Indeed Momentum is so blinded by misogynist identity politics that it has led the witch-hunt against socialist feminists like Ann Henderson and Naomi Wimborne-Idrissi, in the latter case effectively enabling Starmer’s efforts to purge her from the party for daring to be a pro-Corbyn pro-Palestine Jew. And the Socialist Campaign Group of MPs have been little better. Those who don’t simply chant the post-modern mantras like “Transwomen Are Women” prefer to remain meekly silent – though in fairness, they have largely remained silent on a number of significant left issues, like NATO’s proxy war in Ukraine and the wholesale expulsion of Jewish socialists from the party, when told to “wheesht” by Starmer.

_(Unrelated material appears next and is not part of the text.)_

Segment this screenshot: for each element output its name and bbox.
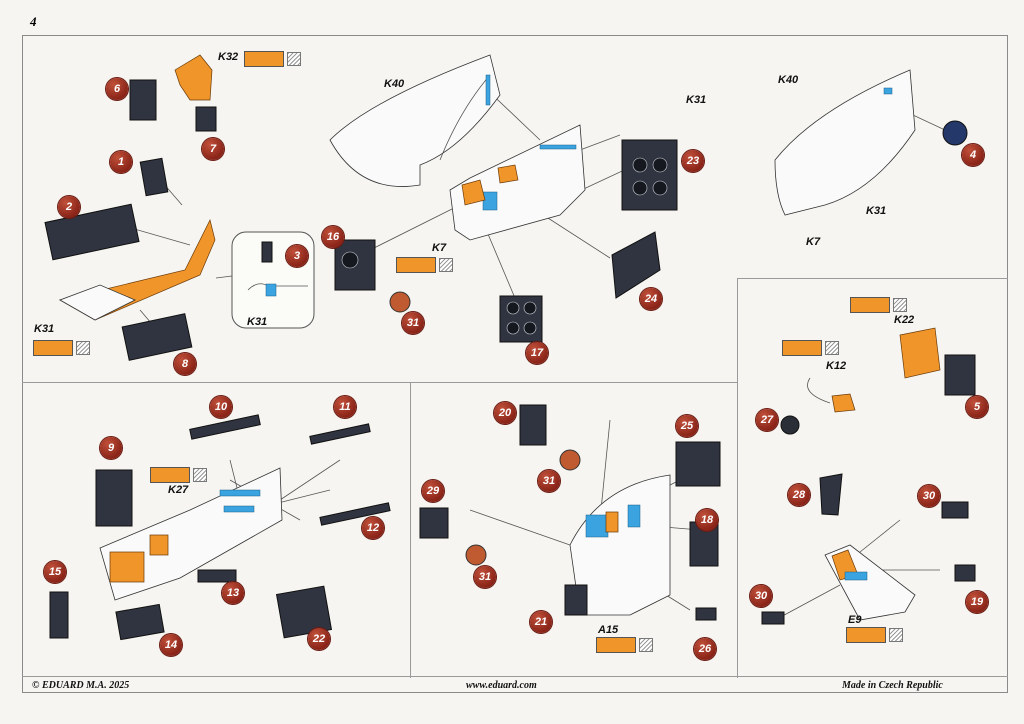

However politicians and activists alike cannot avoid running into material reality for much longer. Just as the Tories have found that grossly further enriching the wealthy elite at the expense of working people provokes a huge wave of militant strike action, there are stories breaking regularly about the oppression and exploitation of women that will have particular impact on the left – for example the expose of how “Women working at transport union TSSA were subjected to sexual assaults, humiliation, violent and disrespectful language over many years.”

Click here to read the Morning Star article about TSSA
…and revelations of institutional misogyny, racism & bullying at the London Fire Brigade…

Click here to read the Guardian article about the London Fire Brigade
One of the main reasons for these stories breaking is that women in the workplace are refusing to stay silent or be ignored any longer, and this will inevitably have a broader political expression both in our trade unions and in the Labour Party. Indeed as the leadership of the women’s liberation campaign Woman’s Place UK are rooted in the labour movement and socialist left, they are well placed to unite women’s voices so that they can no longer be ignored by those on the left, particularly in Labour, who have sought to silence them. As I said in my previous previous on Kay’s blog, now is the time to stand alongside in support of our sisters as they raise their voices.